My goodness. I haven’t seen the Enron documentary yet, so I will reserve comment on it until I do. However, it is staggering that presumably bright people such as Mr. Leydon write such drivel in a film review without even seeking so much as a comment from an objective business or legal commentator regarding the film’s portrayal of Enron. I mean, how many “Sherron Watkins good/Enron bad” stories are we going to have to endure before the mainstream media (“MSM”) or moviemakers move on to some of the really important issues raised by the Enron saga? At this point, does anyone even recall that Ms. Watkins’ famous memo to Ken Lay essentially depicted Enron’s now infamous accounting problems related to Andrew Fastow‘s off-balance sheet partnerships as a manageable public relations problem?
To understand this phenomena, it is helpful to take some time and review Professor Ribstein’s recent post and his interesting law review article — Wall Street and Vine: Hollywood’s View of Business — on how business is portrayed in film.

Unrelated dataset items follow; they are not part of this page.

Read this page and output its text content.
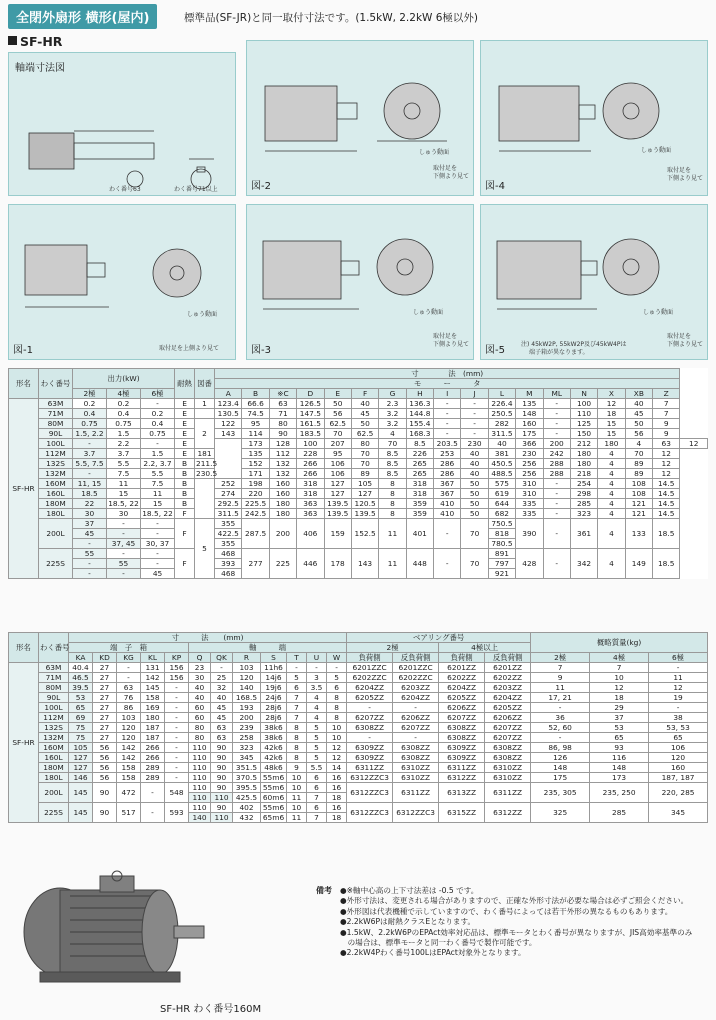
全閉外扇形 横形(屋内)	標準品(SF-JR)と同一取付寸法です。(1.5kW, 2.2kW 6極以外)
SF-HR
軸端寸法図
わく番号63	わく番号71以上
しゅう動面
取付足を
下側より見て
図-2
しゅう動面
取付足を
下側より見て
図-4
しゅう動面
取付足を上側より見て
図-1
しゅう動面
取付足を
下側より見て
図-3
注) 45kW2P, 55kW2P及び45kW4Pは
端子箱が異なります。
しゅう動面
取付足を
下側より見て
図-5
形名	わく番号	出力(kW)			耐熱	図番	寸　　　　法　(mm)																	
							モ　　　ー　　　タ																	
		2極	4極	6極			A	B	※C	D	E	F	G	H	I	J	L	M	ML	N	X	XB	Z	
SF-HR	63M	0.2	0.2	-	E	1	123.4	66.6	63	126.5	50	40	2.3	136.3	-	-	226.4	135	-	100	12	40	7	
	71M	0.4	0.4	0.2	E		130.5	74.5	71	147.5	56	45	3.2	144.8	-	-	250.5	148	-	110	18	45	7	
	80M	0.75	0.75	0.4	E	2	122	95	80	161.5	62.5	50	3.2	155.4	-	-	282	160	-	125	15	50	9	
	90L	1.5, 2.2	1.5	0.75	E		143	114	90	183.5	70	62.5	4	168.3	-	-	311.5	175	-	150	15	56	9	
	100L	-	2.2	-	E			173	128	100	207	80	70	8.5	203.5	230	40	366	200	212	180	4	63	12
	112M	3.7	3.7	1.5	E	181		135	112	228	95	70	8.5	226	253	40	381	230	242	180	4	70	12	
	132S	5.5, 7.5	5.5	2.2, 3.7	B	211.5		152	132	266	106	70	8.5	265	286	40	450.5	256	288	180	4	89	12	
	132M	-	7.5	5.5	B	230.5		171	132	266	106	89	8.5	265	286	40	488.5	256	288	218	4	89	12	
	160M	11, 15	11	7.5	B		252	198	160	318	127	105	8	318	367	50	575	310	-	254	4	108	14.5	
	160L	18.5	15	11	B		274	220	160	318	127	127	8	318	367	50	619	310	-	298	4	108	14.5	
	180M	22	18.5, 22	15	B		292.5	225.5	180	363	139.5	120.5	8	359	410	50	644	335	-	285	4	121	14.5	
	180L	30	30	18.5, 22	F		311.5	242.5	180	363	139.5	139.5	8	359	410	50	682	335	-	323	4	121	14.5	
	200L	37	-	-	F	5	355	287.5	200	406	159	152.5	11	401	-	70	750.5	390	-	361	4	133	18.5	

		45	-	-			422.5										818							

		-	37, 45	30, 37			355										780.5							

	225S	55	-	-	F		468	277	225	446	178	143	11	448	-	70	891	428	-	342	4	149	18.5	

		-	55	-			393										797							

		-	-	45			468										921							

形名	わく番号	寸　　　法　　(mm)												ベアリング番号				概略質量(kg)		
		端　子　箱					軸　　　端							2極		4極以上				
		KA	KD	KG	KL	KP	Q	QK	R	S	T	U	W	負荷側	反負荷側	負荷側	反負荷側	2極	4極	6極
SF-HR	63M	40.4	27	-	131	156	23	-	103	11h6	-	-	-	6201ZZC	6201ZZC	6201ZZ	6201ZZ	7	7	-
	71M	46.5	27	-	142	156	30	25	120	14j6	5	3	5	6202ZZC	6202ZZC	6202ZZ	6202ZZ	9	10	11
	80M	39.5	27	63	145	-	40	32	140	19j6	6	3.5	6	6204ZZ	6203ZZ	6204ZZ	6203ZZ	11	12	12
	90L	53	27	76	158	-	40	40	168.5	24j6	7	4	8	6205ZZ	6204ZZ	6205ZZ	6204ZZ	17, 21	18	19
	100L	65	27	86	169	-	60	45	193	28j6	7	4	8	-	-	6206ZZ	6205ZZ	-	29	-
	112M	69	27	103	180	-	60	45	200	28j6	7	4	8	6207ZZ	6206ZZ	6207ZZ	6206ZZ	36	37	38
	132S	75	27	120	187	-	80	63	239	38k6	8	5	10	6308ZZ	6207ZZ	6308ZZ	6207ZZ	52, 60	53	53, 53
	132M	75	27	120	187	-	80	63	258	38k6	8	5	10	-	-	6308ZZ	6207ZZ	-	65	65
	160M	105	56	142	266	-	110	90	323	42k6	8	5	12	6309ZZ	6308ZZ	6309ZZ	6308ZZ	86, 98	93	106
	160L	127	56	142	266	-	110	90	345	42k6	8	5	12	6309ZZ	6308ZZ	6309ZZ	6308ZZ	126	116	120
	180M	127	56	158	289	-	110	90	351.5	48k6	9	5.5	14	6311ZZ	6310ZZ	6311ZZ	6310ZZ	148	148	160
	180L	146	56	158	289	-	110	90	370.5	55m6	10	6	16	6312ZZC3	6310ZZ	6312ZZ	6310ZZ	175	173	187, 187
	200L	145	90	472	-	548	110	90	395.5	55m6	10	6	16	6312ZZC3	6311ZZ	6313ZZ	6311ZZ	235, 305	235, 250	220, 285
							110	110	425.5	60m6	11	7	18							
	225S	145	90	517	-	593	110	90	402	55m6	10	6	16	6312ZZC3	6312ZZC3	6315ZZ	6312ZZ	325	285	345
							140	110	432	65m6	11	7	18							
SF-HR わく番号160M
備考 ●※軸中心高の上下寸法差は -0.5 です。
●外形寸法は、変更される場合がありますので、正確な外形寸法が必要な場合は必ずご照会ください。
●外形図は代表機種で示していますので、わく番号によっては若干外形の異なるものもあります。
●2.2kW6Pは耐熱クラスEとなります。
●1.5kW、2.2kW6PのEPAct効率対応品は、標準モータとわく番号が異なりますが、JIS高効率基準のみ
　の場合は、標準モータと同一わく番号で製作可能です。
●2.2kW4Pわく番号100LはEPAct対象外となります。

Here is the abstract and the conclusion of Professor Ribstein’s article:
American films have long presented a negative view of business. This article is the first comprehensive and in-depth analysis of filmmakers’ attitude toward business. It shows that it is not business that filmmakers dislike, but rather the control of firms by profit-maximizing capitalists. The article argues that this dislike stems from filmmakers’ resentment of capitalists’ constraints on their artistic vision. Filmmakers’ portrayal of business is significant because films have persuasive power that tips the political balance toward business regulation.

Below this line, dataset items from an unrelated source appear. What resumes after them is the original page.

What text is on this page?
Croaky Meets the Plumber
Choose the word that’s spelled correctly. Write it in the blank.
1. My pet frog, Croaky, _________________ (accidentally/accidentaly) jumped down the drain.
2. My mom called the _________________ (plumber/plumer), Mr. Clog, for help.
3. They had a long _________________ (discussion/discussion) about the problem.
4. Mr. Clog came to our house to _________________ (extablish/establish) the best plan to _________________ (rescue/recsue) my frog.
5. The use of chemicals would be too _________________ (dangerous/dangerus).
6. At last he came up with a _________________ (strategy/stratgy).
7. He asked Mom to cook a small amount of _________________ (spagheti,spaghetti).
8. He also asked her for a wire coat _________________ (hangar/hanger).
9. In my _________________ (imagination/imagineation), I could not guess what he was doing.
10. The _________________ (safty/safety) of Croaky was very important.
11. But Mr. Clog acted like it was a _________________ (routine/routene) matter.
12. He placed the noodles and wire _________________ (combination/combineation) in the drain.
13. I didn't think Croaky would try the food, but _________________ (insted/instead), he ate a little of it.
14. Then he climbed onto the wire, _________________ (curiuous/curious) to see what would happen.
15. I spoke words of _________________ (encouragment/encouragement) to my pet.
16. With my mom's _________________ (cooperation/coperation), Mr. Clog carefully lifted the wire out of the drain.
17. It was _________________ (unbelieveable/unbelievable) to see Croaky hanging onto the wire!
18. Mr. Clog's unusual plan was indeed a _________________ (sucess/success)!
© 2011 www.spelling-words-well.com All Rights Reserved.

Generations of filmgoers have sat in darkened theatres regaled by larger-than-life images of the evils of capital. This consistent message is not mere happenstance. Films are made by people who work for and have particular attitudes about business firms. Moreover, the fantasy about business that audiences see presented in films has real world political effects in government regulation of business. The trial lawyer as hero becomes the trial lawyer as vice-presidential candidate. Filmmakers? attitude toward business may change as the medium evolves. In the meantime, the best way to counteract films? misleading message about business is to let business speak for itself.

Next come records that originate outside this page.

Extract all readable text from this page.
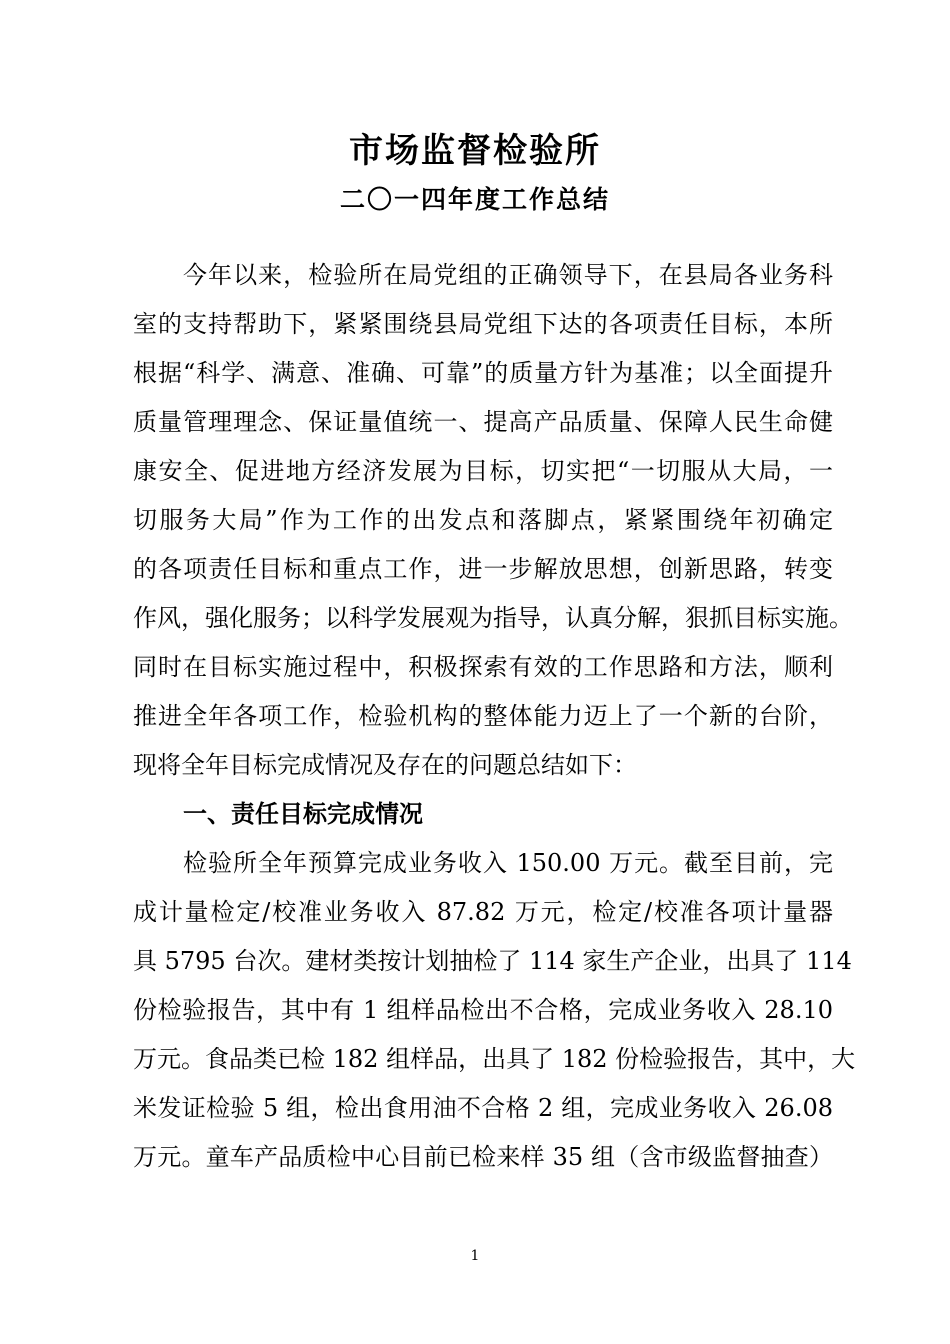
市场监督检验所
二〇一四年度工作总结
今年以来，检验所在局党组的正确领导下，在县局各业务科
室的支持帮助下，紧紧围绕县局党组下达的各项责任目标，本所
根据“科学、满意、准确、可靠”的质量方针为基准；以全面提升
质量管理理念、保证量值统一、提高产品质量、保障人民生命健
康安全、促进地方经济发展为目标，切实把“一切服从大局，一
切服务大局”作为工作的出发点和落脚点，紧紧围绕年初确定
的各项责任目标和重点工作，进一步解放思想，创新思路，转变
作风，强化服务；以科学发展观为指导，认真分解，狠抓目标实施。
同时在目标实施过程中，积极探索有效的工作思路和方法，顺利
推进全年各项工作，检验机构的整体能力迈上了一个新的台阶，
现将全年目标完成情况及存在的问题总结如下：
一、责任目标完成情况
检验所全年预算完成业务收入 150.00 万元。截至目前，完
成计量检定/校准业务收入 87.82 万元，检定/校准各项计量器
具 5795 台次。建材类按计划抽检了 114 家生产企业，出具了 114
份检验报告，其中有 1 组样品检出不合格，完成业务收入 28.10
万元。食品类已检 182 组样品，出具了 182 份检验报告，其中，大
米发证检验 5 组，检出食用油不合格 2 组，完成业务收入 26.08
万元。童车产品质检中心目前已检来样 35 组（含市级监督抽查）
1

So, while moviemakers and the MSM continue to trot out stories on the Enron morality play, they ignore the harder but more compelling stories — the sad case of Jamie Olis, the federal government blithely depriving thousands of innocent people jobs by pursuing a questionable prosecution of Arthur Andersen, the “Justice” Department sledgehammering businesspeople into pleading guilty to dubious criminal charges out of fear of receiving of what amounts to a life sentence if they risk asserting their Constitutional right to a trial, how Enron’s corporate governance system contributed to the company’s collapse. The list of fascinating issues goes on and on.
As Professor Ribstein notes, depth does not sell well in Hollywood, at least in regard to portrayal of business in films. But maybe, just maybe, a Pulitizer Prize is waiting for an enterprising reporter who is willing to go beyond the simple story of Enron and examine the complex issues that are really at the core of the fascinating Enron tale.